En mi sueño, la Estación Central esta vacía y en cada dársena descansa un autobús. Son cientos. Tal vez son miles. Yo voy con el pasaje en mano y el equipaje al hombro buscando el sector anunciado para mi partida. Como tantas veces.
Encuentro el coche cuya leyenda anuncia mi destino. Chequeo la hora. Y es la hora correcta.
Me acerco al chofer que está parado junto a la puerta, como sí fuera una esfinge, la mismísima Esfinge de Tebas. Ahí es cuando el sueño se vuelve decididamente más extraño.

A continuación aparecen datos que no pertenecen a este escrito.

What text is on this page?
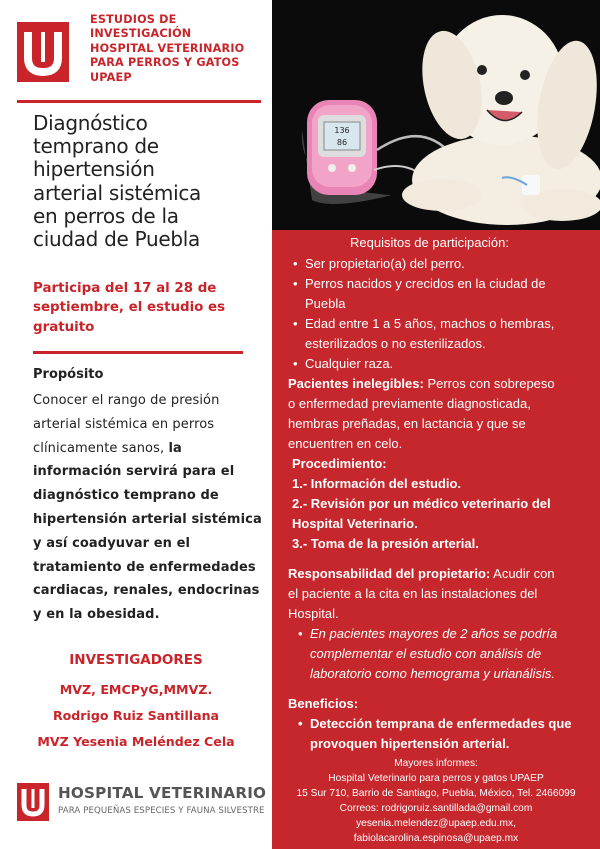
ESTUDIOS DE
INVESTIGACIÓN
HOSPITAL VETERINARIO
PARA PERROS Y GATOS
UPAEP
Diagnóstico
temprano de
hipertensión
arterial sistémica
en perros de la
ciudad de Puebla
Participa del 17 al 28 de
septiembre, el estudio es
gratuito
Propósito
Conocer el rango de presión
arterial sistémica en perros
clínicamente sanos, la
información servirá para el
diagnóstico temprano de
hipertensión arterial sistémica
y así coadyuvar en el
tratamiento de enfermedades
cardiacas, renales, endocrinas
y en la obesidad.
INVESTIGADORES
MVZ, EMCPyG,MMVZ.
Rodrigo Ruiz Santillana
MVZ Yesenia Meléndez Cela
HOSPITAL VETERINARIO
PARA PEQUEÑAS ESPECIES Y FAUNA SILVESTRE
136
86
Requisitos de participación:
• Ser propietario(a) del perro.
• Perros nacidos y crecidos en la ciudad de
Puebla
• Edad entre 1 a 5 años, machos o hembras,
esterilizados o no esterilizados.
• Cualquier raza.
Pacientes inelegibles: Perros con sobrepeso
o enfermedad previamente diagnosticada,
hembras preñadas, en lactancia y que se
encuentren en celo.
Procedimiento:
1.- Información del estudio.
2.- Revisión por un médico veterinario del
Hospital Veterinario.
3.- Toma de la presión arterial.
Responsabilidad del propietario: Acudir con
el paciente a la cita en las instalaciones del
Hospital.
• En pacientes mayores de 2 años se podría
complementar el estudio con análisis de
laboratorio como hemograma y urianálisis.
Beneficios:
• Detección temprana de enfermedades que
provoquen hipertensión arterial.
Mayores informes:
Hospital Veterinario para perros y gatos UPAEP
15 Sur 710, Barrio de Santiago, Puebla, México, Tel. 2466099
Correos: rodrigoruiz.santillada@gmail.com
yesenia.melendez@upaep.edu.mx,
fabiolacarolina.espinosa@upaep.mx
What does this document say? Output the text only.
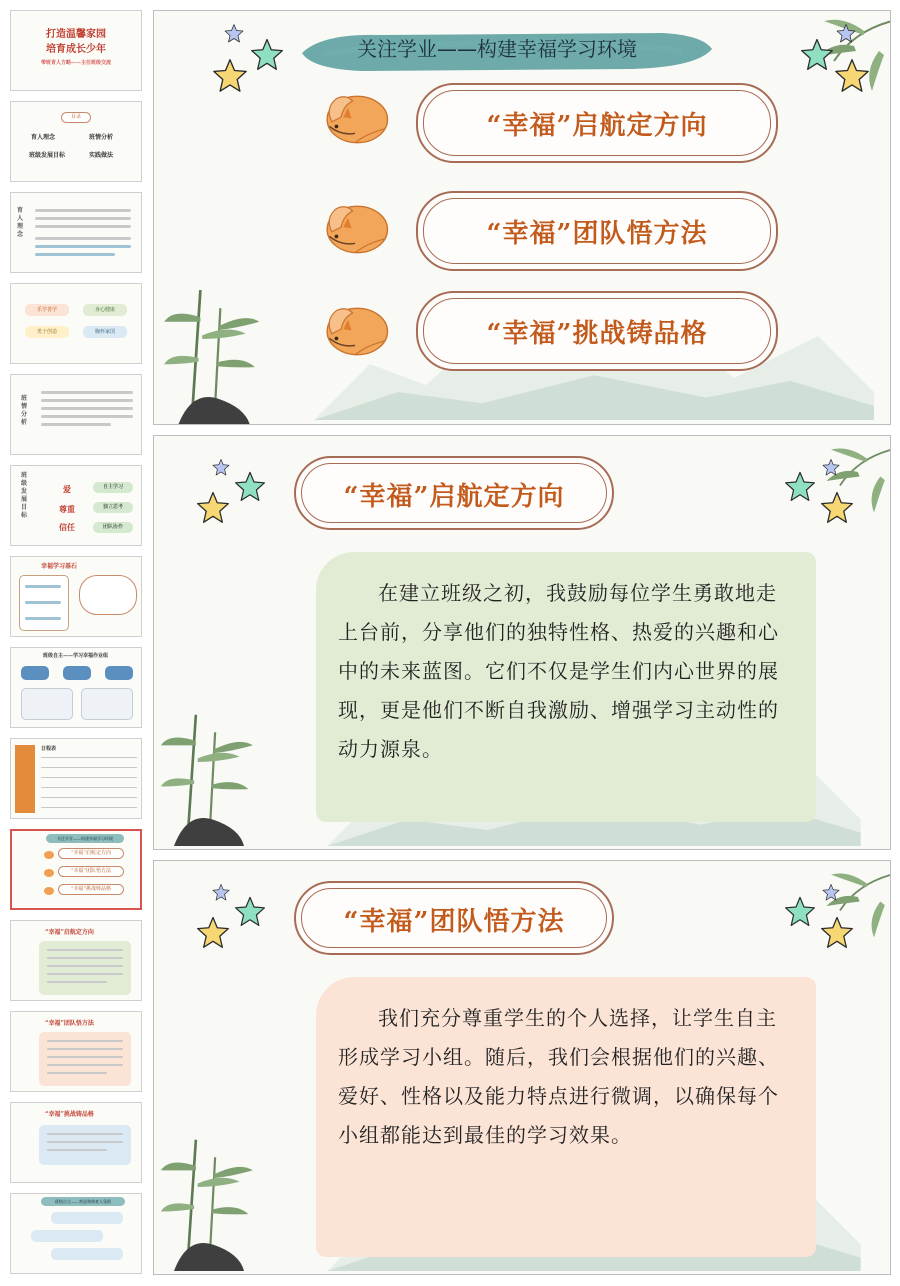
打造温馨家园
培育成长少年
带班育人方略——主任班级交流
目录
育人理念	班情分析
班级发展目标	实践做法
育人理念
乐学善学	身心健康
勇于创造	胸怀家国
班情分析
班级发展目标
爱
尊重
信任
自主学习
独立思考
团队协作
幸福学习基石
班级自主——学习幸福作业组
日程表
关注学业——构建幸福学习环境
“幸福”启航定方向
“幸福”团队悟方法
“幸福”挑战铸品格
“幸福”启航定方向
“幸福”团队悟方法
“幸福”挑战铸品格
班级自主——营造和谐育人氛围
关注学业——构建幸福学习环境
“幸福”启航定方向
“幸福”团队悟方法
“幸福”挑战铸品格
“幸福”启航定方向

在建立班级之初，我鼓励每位学生勇敢地走上台前，分享他们的独特性格、热爱的兴趣和心中的未来蓝图。它们不仅是学生们内心世界的展现，更是他们不断自我激励、增强学习主动性的动力源泉。

“幸福”团队悟方法

我们充分尊重学生的个人选择，让学生自主形成学习小组。随后，我们会根据他们的兴趣、爱好、性格以及能力特点进行微调，以确保每个小组都能达到最佳的学习效果。
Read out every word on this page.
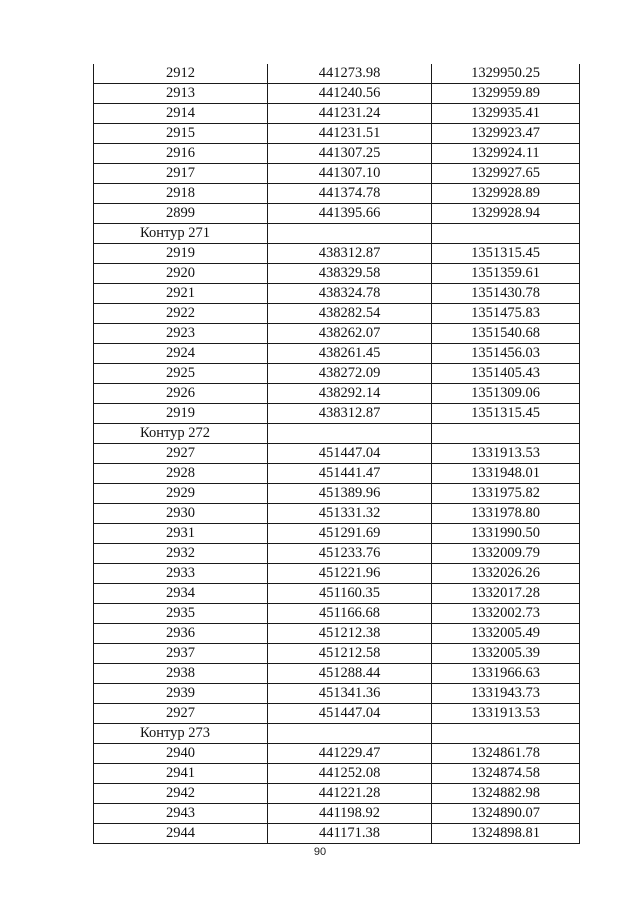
2912	441273.98	1329950.25
2913	441240.56	1329959.89
2914	441231.24	1329935.41
2915	441231.51	1329923.47
2916	441307.25	1329924.11
2917	441307.10	1329927.65
2918	441374.78	1329928.89
2899	441395.66	1329928.94
Контур 271		
2919	438312.87	1351315.45
2920	438329.58	1351359.61
2921	438324.78	1351430.78
2922	438282.54	1351475.83
2923	438262.07	1351540.68
2924	438261.45	1351456.03
2925	438272.09	1351405.43
2926	438292.14	1351309.06
2919	438312.87	1351315.45
Контур 272		
2927	451447.04	1331913.53
2928	451441.47	1331948.01
2929	451389.96	1331975.82
2930	451331.32	1331978.80
2931	451291.69	1331990.50
2932	451233.76	1332009.79
2933	451221.96	1332026.26
2934	451160.35	1332017.28
2935	451166.68	1332002.73
2936	451212.38	1332005.49
2937	451212.58	1332005.39
2938	451288.44	1331966.63
2939	451341.36	1331943.73
2927	451447.04	1331913.53
Контур 273		
2940	441229.47	1324861.78
2941	441252.08	1324874.58
2942	441221.28	1324882.98
2943	441198.92	1324890.07
2944	441171.38	1324898.81
90
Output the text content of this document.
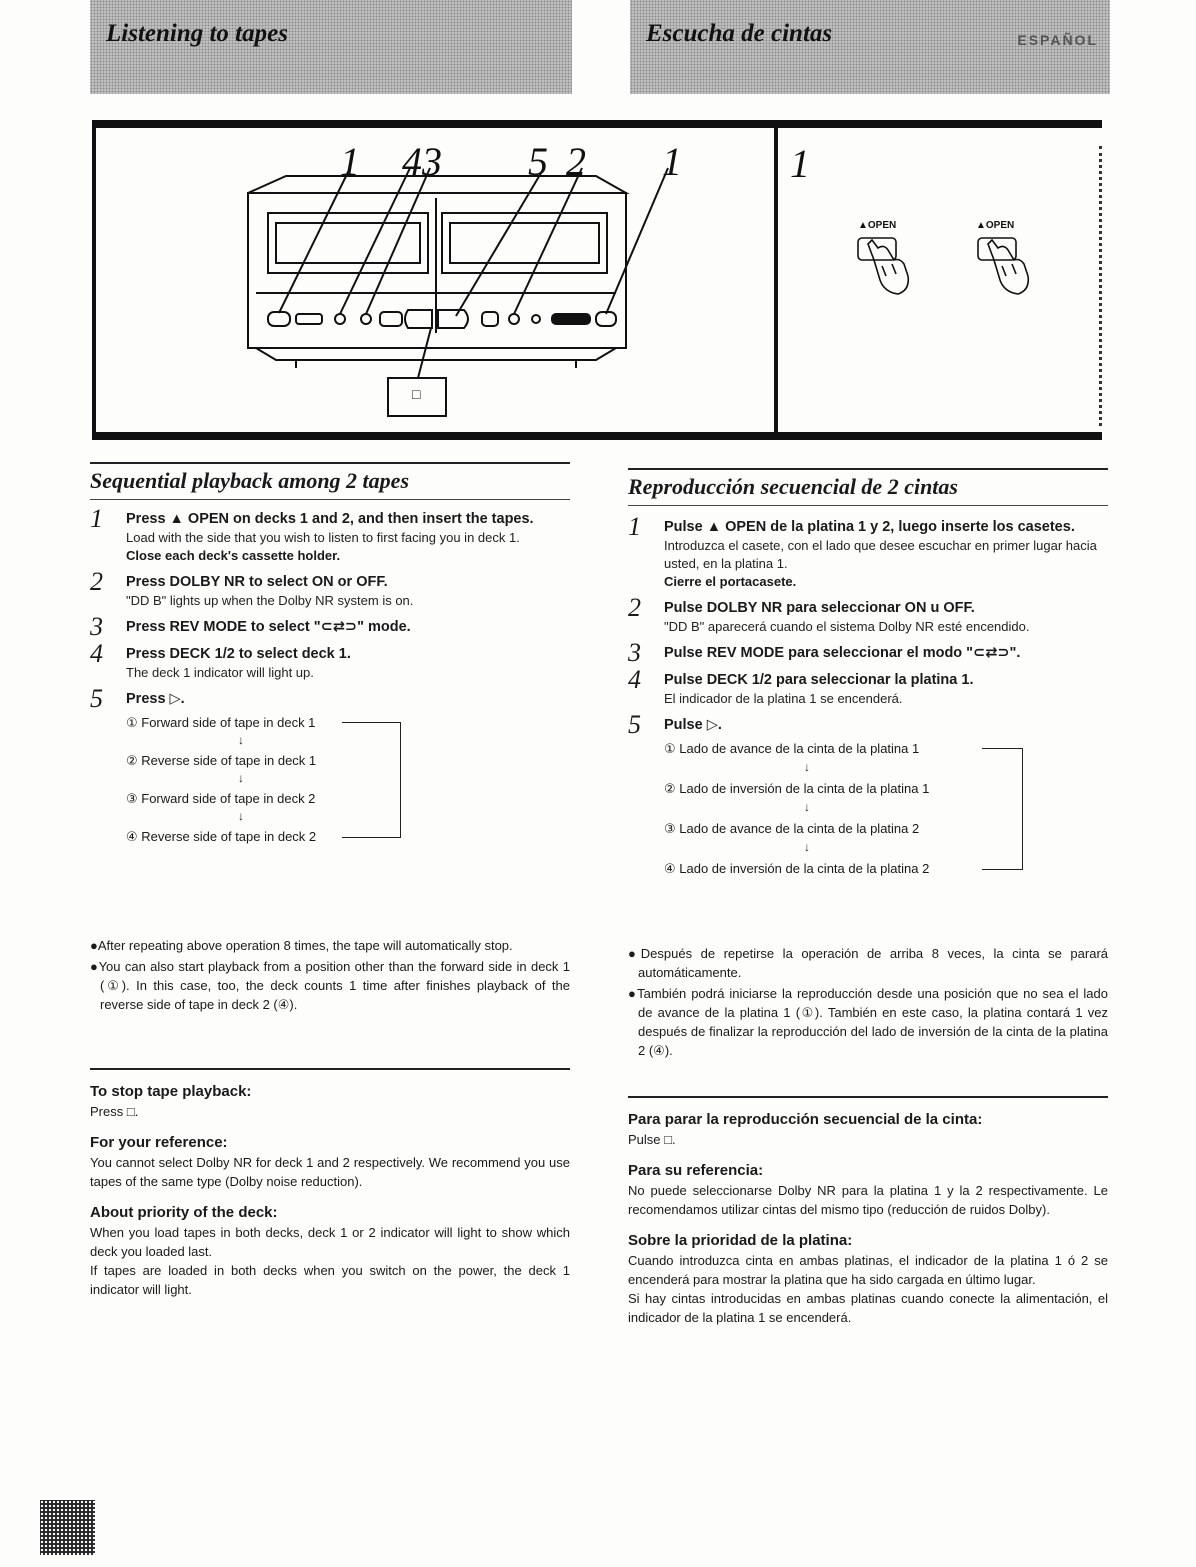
Listening to tapes	Escucha de cintas	ESPAÑOL
1 4 3 5 2 1
□
1
▲OPEN	▲OPEN
Sequential playback among 2 tapes
1 Press ▲ OPEN on decks 1 and 2, and then insert the tapes.
Load with the side that you wish to listen to first facing you in deck 1.
Close each deck's cassette holder.
2 Press DOLBY NR to select ON or OFF.
"DD B" lights up when the Dolby NR system is on.
3 Press REV MODE to select "⊂⇄⊃" mode.
4 Press DECK 1/2 to select deck 1.
The deck 1 indicator will light up.
5 Press ▷.
① Forward side of tape in deck 1
↓
② Reverse side of tape in deck 1
↓
③ Forward side of tape in deck 2
↓
④ Reverse side of tape in deck 2

●After repeating above operation 8 times, the tape will automatically stop.

●You can also start playback from a position other than the forward side in deck 1 (①). In this case, too, the deck counts 1 time after finishes playback of the reverse side of tape in deck 2 (④).

To stop tape playback:

Press □.

For your reference:

You cannot select Dolby NR for deck 1 and 2 respectively. We recommend you use tapes of the same type (Dolby noise reduction).

About priority of the deck:

When you load tapes in both decks, deck 1 or 2 indicator will light to show which deck you loaded last.

If tapes are loaded in both decks when you switch on the power, the deck 1 indicator will light.

Reproducción secuencial de 2 cintas
1 Pulse ▲ OPEN de la platina 1 y 2, luego inserte los casetes.
Introduzca el casete, con el lado que desee escuchar en primer lugar hacia usted, en la platina 1.
Cierre el portacasete.
2 Pulse DOLBY NR para seleccionar ON u OFF.
"DD B" aparecerá cuando el sistema Dolby NR esté encendido.
3 Pulse REV MODE para seleccionar el modo "⊂⇄⊃".
4 Pulse DECK 1/2 para seleccionar la platina 1.
El indicador de la platina 1 se encenderá.
5 Pulse ▷.
① Lado de avance de la cinta de la platina 1
↓
② Lado de inversión de la cinta de la platina 1
↓
③ Lado de avance de la cinta de la platina 2
↓
④ Lado de inversión de la cinta de la platina 2

●Después de repetirse la operación de arriba 8 veces, la cinta se parará automáticamente.

●También podrá iniciarse la reproducción desde una posición que no sea el lado de avance de la platina 1 (①). También en este caso, la platina contará 1 vez después de finalizar la reproducción del lado de inversión de la cinta de la platina 2 (④).

Para parar la reproducción secuencial de la cinta:

Pulse □.

Para su referencia:

No puede seleccionarse Dolby NR para la platina 1 y la 2 respectivamente. Le recomendamos utilizar cintas del mismo tipo (reducción de ruidos Dolby).

Sobre la prioridad de la platina:

Cuando introduzca cinta en ambas platinas, el indicador de la platina 1 ó 2 se encenderá para mostrar la platina que ha sido cargada en último lugar.

Si hay cintas introducidas en ambas platinas cuando conecte la alimentación, el indicador de la platina 1 se encenderá.
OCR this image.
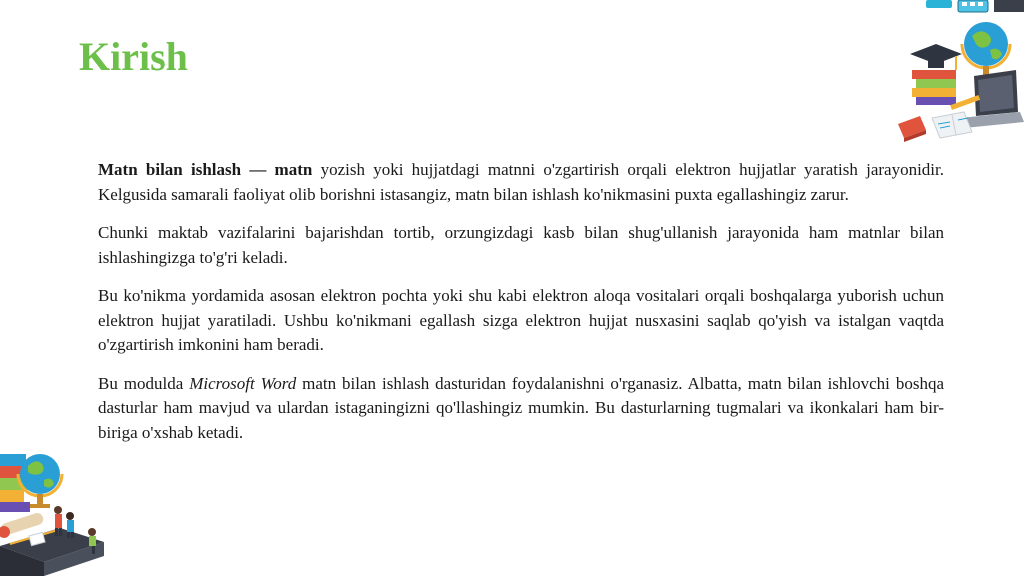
Kirish

Matn bilan ishlash — matn yozish yoki hujjatdagi matnni o'zgartirish orqali elektron hujjatlar yaratish jarayonidir. Kelgusida samarali faoliyat olib borishni istasangiz, matn bilan ishlash ko'nikmasini puxta egallashingiz zarur.

Chunki maktab vazifalarini bajarishdan tortib, orzungizdagi kasb bilan shug'ullanish jarayonida ham matnlar bilan ishlashingizga to'g'ri keladi.

Bu ko'nikma yordamida asosan elektron pochta yoki shu kabi elektron aloqa vositalari orqali boshqalarga yuborish uchun elektron hujjat yaratiladi. Ushbu ko'nikmani egallash sizga elektron hujjat nusxasini saqlab qo'yish va istalgan vaqtda o'zgartirish imkonini ham beradi.

Bu modulda Microsoft Word matn bilan ishlash dasturidan foydalanishni o'rganasiz. Albatta, matn bilan ishlovchi boshqa dasturlar ham mavjud va ulardan istaganingizni qo'llashingiz mumkin. Bu dasturlarning tugmalari va ikonkalari ham bir-biriga o'xshab ketadi.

Yo le entrego mi boleto, inclino la cabeza como queriendo insinuar un saludo, y me dispongo a subir.
– ¿Quién sos? – pregunta. Y me descoloca. Muchas veces hice viajes similares y nunca me preguntaron quien era. Lo habitual es que pregunten donde vas…
– Regina Daichman – contesto, sin entender aún del todo la situación, tratando de imaginar algún cambio administrativo o de seguridad, que de todas formas no justifica el tono.
– ¿Quién sos? – repite, y yo busco a tientas en mi mochila alguna identificación. Me parece ridículo que no le baste mi palabra, pero no me espanto. Burocracia.
– Soy yo – digo, mostrando con desgana el plástico con mi foto, mi nombre y otros datos menos relevantes.
– ¿Quién sos? – insiste nuevamente. Su voz no se inmuta y sigue su mirada vacía mirándome como ciega, sin verme.
– Soy yo, Regina Daichman – le respondo, queriendo dar por terminado ya éste interrogatorio filosófico de trasnoche.
– Y, disculpe ud, pero cualquier otra respuesta que le dé, será menos específica que esta – agrego, después de dudar un instante. Me sonrío ante la simple idea de haber dudado un instante sobre mí misma, de haber buscado una respuesta distinta, aunque la pregunta fuera la misma una y otra vez.
Recién entonces el chofer – esfinge me libera el paso, puedo subir, buscar mi asiento, dormirme. Y despertar.